El joven y las Rosas en el Desierto
Todos nos hemos encontrado en el momento en que buscar altos
argumentos para definir lo que sentimos simplemente no cabe. Ante los más
hondos vacíos del corazón del hombre no vale la retórica, silencio y contemplación
son los únicos que funcionan.
El ser humano contiene en si un universo tan complejo, tan
grande, que ninguna ciencia ha logrado definir plenamente. En nuestro interior
guardamos razón y misterio, grandeza y pequeñez, gracia y pecado. Pero hay
momentos en que los elementos se combinan, se desencadena una reacción, se
eleva la niebla de la duda, y el paraíso interior se transforma en desierto. Lo
hemos vivido, tal vez lo estamos viviendo: seco, áspero, sofocante, muchas
veces desesperante.
Sea que hayamos retrocedido al pasado que nos ata, que nos
hayamos atascado en el barro del conformismo y la comodidad, o que el horizonte
del futuro que se abre en frente nuestro nos aplaste; el desierto ha aparecido
y estamos en él.
¿Qué hago? Si en el desierto nos quedamos inmóviles moriremos
por la insolación, si caminamos podemos deshidratarnos, si dormimos seremos
presa fácil de tantas alimañas que rondan esta sequedad, si nos mantenemos despiertos
la mente nos hará una mala jugada y pronto alucinaremos hasta nuestro final. No
pedimos entrar pero entramos, y la que más deseamos es salir, y una vez más los
“¿por qué?” están de sobra, el primer paso para enfrentar el desierto en nuestras
vidas es responder el “¿Para qué?”. El desierto bien vivido puede salvarnos la
vida. Los paraísos artificiales en que vivimos amenazan con tragarnos vivos mientras
estamos hechizados por el ritmo acelerado del mundo.

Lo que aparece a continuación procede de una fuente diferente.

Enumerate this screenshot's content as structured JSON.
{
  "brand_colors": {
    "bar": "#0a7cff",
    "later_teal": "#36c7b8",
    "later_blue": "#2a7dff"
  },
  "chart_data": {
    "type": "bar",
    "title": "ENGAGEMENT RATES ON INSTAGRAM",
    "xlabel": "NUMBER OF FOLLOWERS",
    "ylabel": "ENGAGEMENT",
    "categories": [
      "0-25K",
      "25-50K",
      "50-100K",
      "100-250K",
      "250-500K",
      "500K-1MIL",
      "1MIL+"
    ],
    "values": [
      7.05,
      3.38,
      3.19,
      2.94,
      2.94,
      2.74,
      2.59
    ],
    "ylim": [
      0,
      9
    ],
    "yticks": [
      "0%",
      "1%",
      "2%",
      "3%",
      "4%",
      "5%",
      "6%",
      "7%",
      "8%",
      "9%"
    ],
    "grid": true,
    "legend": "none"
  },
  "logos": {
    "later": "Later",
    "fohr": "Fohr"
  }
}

El desierto baja nuestros
pies de las nubes y los vuelve a poner en el suelo, nos pone en contacto con
nuestra tierra, con nuestro barro.
Nuestros sentidos se agilizan en el desierto, pero más
importante, nuestro corazón echa abajo toda barrera, queda hermosamente vulnerable.

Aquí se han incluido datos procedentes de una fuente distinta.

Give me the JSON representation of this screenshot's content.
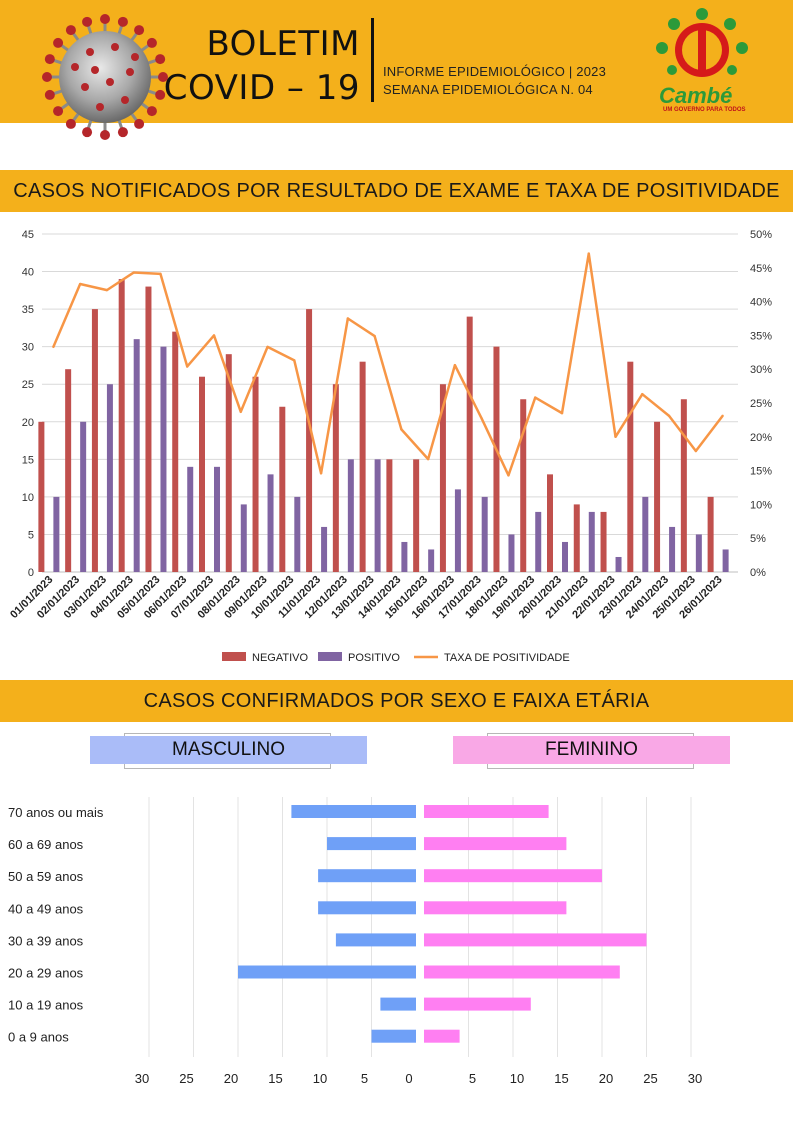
{
  "header": {
    "title_line1": "BOLETIM",
    "title_line2": "COVID – 19",
    "subtitle_line1": "INFORME EPIDEMIOLÓGICO | 2023",
    "subtitle_line2": "SEMANA EPIDEMIOLÓGICA  N. 04",
    "logo_name": "Cambé",
    "logo_tagline": "UM GOVERNO PARA TODOS",
    "accent_color": "#f4b01b"
  },
  "sections": {
    "chart1_title": "CASOS NOTIFICADOS POR RESULTADO DE EXAME E TAXA DE POSITIVIDADE",
    "chart2_title": "CASOS CONFIRMADOS POR SEXO E FAIXA ETÁRIA",
    "male_label": "MASCULINO",
    "female_label": "FEMININO"
  },
  "chart_data": [
    {
      "type": "bar",
      "categories": [
        "01/01/2023",
        "02/01/2023",
        "03/01/2023",
        "04/01/2023",
        "05/01/2023",
        "06/01/2023",
        "07/01/2023",
        "08/01/2023",
        "09/01/2023",
        "10/01/2023",
        "11/01/2023",
        "12/01/2023",
        "13/01/2023",
        "14/01/2023",
        "15/01/2023",
        "16/01/2023",
        "17/01/2023",
        "18/01/2023",
        "19/01/2023",
        "20/01/2023",
        "21/01/2023",
        "22/01/2023",
        "23/01/2023",
        "24/01/2023",
        "25/01/2023",
        "26/01/2023"
      ],
      "series": [
        {
          "name": "NEGATIVO",
          "type": "bar",
          "axis": "left",
          "color": "#c0504d",
          "values": [
            20,
            27,
            35,
            39,
            38,
            32,
            26,
            29,
            26,
            22,
            35,
            25,
            28,
            15,
            15,
            25,
            34,
            30,
            23,
            13,
            9,
            8,
            28,
            20,
            23,
            10
          ]
        },
        {
          "name": "POSITIVO",
          "type": "bar",
          "axis": "left",
          "color": "#8064a2",
          "values": [
            10,
            20,
            25,
            31,
            30,
            14,
            14,
            9,
            13,
            10,
            6,
            15,
            15,
            4,
            3,
            11,
            10,
            5,
            8,
            4,
            8,
            2,
            10,
            6,
            5,
            3
          ]
        },
        {
          "name": "TAXA DE POSITIVIDADE",
          "type": "line",
          "axis": "right",
          "color": "#f79646",
          "values": [
            33.3,
            42.6,
            41.7,
            44.3,
            44.1,
            30.4,
            35.0,
            23.7,
            33.3,
            31.3,
            14.6,
            37.5,
            34.9,
            21.1,
            16.7,
            30.6,
            22.7,
            14.3,
            25.8,
            23.5,
            47.1,
            20.0,
            26.3,
            23.1,
            17.9,
            23.1
          ]
        }
      ],
      "ylim": [
        0,
        45
      ],
      "yticks": [
        "0",
        "5",
        "10",
        "15",
        "20",
        "25",
        "30",
        "35",
        "40",
        "45"
      ],
      "y2lim": [
        0,
        50
      ],
      "y2ticks": [
        "0%",
        "5%",
        "10%",
        "15%",
        "20%",
        "25%",
        "30%",
        "35%",
        "40%",
        "45%",
        "50%"
      ],
      "grid": true,
      "legend_position": "bottom"
    },
    {
      "type": "bar",
      "orientation": "horizontal",
      "categories": [
        "70 anos ou mais",
        "60 a 69 anos",
        "50 a 59 anos",
        "40 a 49 anos",
        "30 a 39 anos",
        "20 a 29 anos",
        "10 a 19 anos",
        "0 a 9 anos"
      ],
      "series": [
        {
          "name": "MASCULINO",
          "color": "#6fa0f7",
          "values": [
            14,
            10,
            11,
            11,
            9,
            20,
            4,
            5
          ]
        },
        {
          "name": "FEMININO",
          "color": "#ff7ff2",
          "values": [
            14,
            16,
            20,
            16,
            25,
            22,
            12,
            4
          ]
        }
      ],
      "xticks_left": [
        "30",
        "25",
        "20",
        "15",
        "10",
        "5",
        "0"
      ],
      "xticks_right": [
        "5",
        "10",
        "15",
        "20",
        "25",
        "30"
      ],
      "xlim": [
        0,
        30
      ],
      "grid": true
    }
  ]
}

En el desierto las máscaras se vuelven cargas pesadas que no se pueden llevar.
Además cada gota de agua en el desierto se vuelve bendición, empezamos a
anhelar las fuentes que antes nos abastecían hasta la saciedad.
Lo que muy pocas veces vemos en el potencial de vida que
tiene el desierto, debajo de las secas arenas permanece la vida latente
esperando el estímulo correcto para brotar de nuevo. Y éste se convierte en
nuestro silencioso canto de esperanza: la oscuridad de la noche es espesa, la
arena no parece ser más seca, la tumba no puede estar más sellada; pero la paciencia
recompensará a quien se acoja a ella, la luz brillará, el paraíso surgirá de
las dunas, con al alba explotará la piedra de la tumba y nuestros ojos contemplarán
lo que hemos esperado.
El desierto nos lleva a la verdadera libertad, después de
perder momentáneamente lo que teníamos y dejarnos confundir por espejismos, después
de caminar por arenas hirvientes y darnos por vencidos, veremos la belleza
justo en frente nuestro: nos encontraremos con un desierto de rosas y seremos
llevados en brazos. Dios obra en maneras misteriosas, pero todas para nuestro bien:
hasta hace surgir rosas en el desierto.